Le cabinet s’étant divisé sur la question de l’église d’Irlande, Stanley et Graham commencèrent par s’en retirer ; le premier alla se replacer dans les rangs de l’opposition, démarche qui lui fut justement reprochée. Bientôt après le cabinet tout entier, à l’exception de Brougham, suivit leur exemple. Lord Melbourne reforma un nouveau cabinet whig, qui dura à peine quatre mois ; aussitôt le roi, qui avait hâte de se jeter de nouveau dans les bras des tories, remit à lord Wellington tous les portefeuilles vacans, en attendant le retour de Peel, alors en Italie. Les détails de cette brusque révolution ministérielle sont racontés d’une façon piquante dans le journal de Greville, qui note les informations reçues chaque jour directement du duc de Wellington ou du nouveau chancelier Lyndhurst. Ses amis, les ministres sortans, ne le tiennent pas moins au courant de ce qui se passe chez eux, et toutes ces versions provenant de sources si diverses se trouvent parfaitement confirmées par les documens officiels qui ont plus tard été publiés sur cette époque. Un fait qui s’est souvent reproduit lors des changemens de politique survenus en Angleterre est relaté avec des détails si curieux que nous n’hésitons pas à les citer presqu’en entier. Greville, ayant appelé l’attention du duc de Wellington sur l’utilité qu’il y aurait à s’assurer l’appui du Times, est chargé d’entamer une négociation avec le directeur du journal, M. Barnes, « l’homme le plus puissant de l’Angleterre, » selon l’expression de lord Lyndhurst. Barnes dicte lui-même les conditions auxquelles il consentira à soutenir le ministère. La réponse à ces propositions se laisse un peu attendre, et l’homme puissant écrit sur un ton assez piqué. Alors Greville se rend en toute hâte à la cour de l’échiquier, où siégeait le nouveau chancelier, qui se prend à son tour d’inquiétude et se précipite au ministère de l’intérieur pour en causer avec le duc, « tant est grande et dangereuse l’influence du potentat armé des foudres de la presse ! » Il fallut s’excuser en lui avouant qu’on ne pouvait rien décider avant l’arrivée de Peel. Puis lord Lyndhurst l’invite à dîner, car « une ratification gastronomique doit préparer le traité entre les parties contractantes, » ajoute Greville, qui nous apprend qu’à ce dîner « assez drôle, » et qui fit alors grand bruit dans le public, on a convoqué les hommes les plus considérables du parti.

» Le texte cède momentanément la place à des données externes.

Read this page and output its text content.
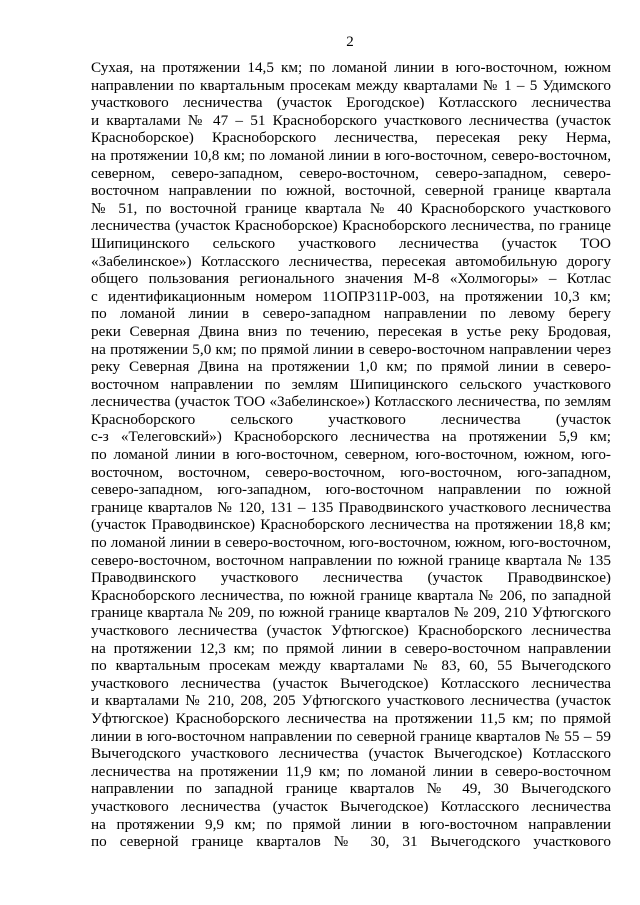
2
Сухая, на протяжении 14,5 км; по ломаной линии в юго-восточном, южном
направлении по квартальным просекам между кварталами № 1 – 5 Удимского
участкового лесничества (участок Ерогодское) Котласского лесничества
и кварталами № 47 – 51 Красноборского участкового лесничества (участок
Красноборское) Красноборского лесничества, пересекая реку Нерма,
на протяжении 10,8 км; по ломаной линии в юго-восточном, северо-восточном,
северном, северо-западном, северо-восточном, северо-западном, северо-
восточном направлении по южной, восточной, северной границе квартала
№ 51, по восточной границе квартала № 40 Красноборского участкового
лесничества (участок Красноборское) Красноборского лесничества, по границе
Шипицинского сельского участкового лесничества (участок ТОО
«Забелинское») Котласского лесничества, пересекая автомобильную дорогу
общего пользования регионального значения М-8 «Холмогоры» – Котлас
с идентификационным номером 11ОПР311Р-003, на протяжении 10,3 км;
по ломаной линии в северо-западном направлении по левому берегу
реки Северная Двина вниз по течению, пересекая в устье реку Бродовая,
на протяжении 5,0 км; по прямой линии в северо-восточном направлении через
реку Северная Двина на протяжении 1,0 км; по прямой линии в северо-
восточном направлении по землям Шипицинского сельского участкового
лесничества (участок ТОО «Забелинское») Котласского лесничества, по землям
Красноборского сельского участкового лесничества (участок
с-з «Телеговский») Красноборского лесничества на протяжении 5,9 км;
по ломаной линии в юго-восточном, северном, юго-восточном, южном, юго-
восточном, восточном, северо-восточном, юго-восточном, юго-западном,
северо-западном, юго-западном, юго-восточном направлении по южной
границе кварталов № 120, 131 – 135 Праводвинского участкового лесничества
(участок Праводвинское) Красноборского лесничества на протяжении 18,8 км;
по ломаной линии в северо-восточном, юго-восточном, южном, юго-восточном,
северо-восточном, восточном направлении по южной границе квартала № 135
Праводвинского участкового лесничества (участок Праводвинское)
Красноборского лесничества, по южной границе квартала № 206, по западной
границе квартала № 209, по южной границе кварталов № 209, 210 Уфтюгского
участкового лесничества (участок Уфтюгское) Красноборского лесничества
на протяжении 12,3 км; по прямой линии в северо-восточном направлении
по квартальным просекам между кварталами № 83, 60, 55 Вычегодского
участкового лесничества (участок Вычегодское) Котласского лесничества
и кварталами № 210, 208, 205 Уфтюгского участкового лесничества (участок
Уфтюгское) Красноборского лесничества на протяжении 11,5 км; по прямой
линии в юго-восточном направлении по северной границе кварталов № 55 – 59
Вычегодского участкового лесничества (участок Вычегодское) Котласского
лесничества на протяжении 11,9 км; по ломаной линии в северо-восточном
направлении по западной границе кварталов № 49, 30 Вычегодского
участкового лесничества (участок Вычегодское) Котласского лесничества
на протяжении 9,9 км; по прямой линии в юго-восточном направлении
по северной границе кварталов № 30, 31 Вычегодского участкового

Ces avances ne suffirent pas pour consolider une administration qui croula bientôt malgré l’habileté déployée par Peel, et les whigs rentrèrent au pouvoir. Le nouveau cabinet fut encore cette fois formé par lord Melbourne, et l’un des membres les plus actifs de ce cabinet était lord John Russell, celui de tous les ministres que Guillaume IV détestait le plus. Pressé de donner le dîner royal qui est de fondation au jour des courses d’Ascott, le roi s’y refusa obstinément en disant : « Je ne puis le faire sans inviter les ministres, et j’aimerais mieux voir le diable dans ma maison qu’aucun de ces gens-là à ma table, » Brougham, qui s’était compromis de différentes manières et ne pouvait plus inspirer de confiance à personne, avait été laissé à l’écart ; pour ne pas s’en faire un ennemi, on ne donna pas toutefois sa place, et les sceaux furent mis en commission.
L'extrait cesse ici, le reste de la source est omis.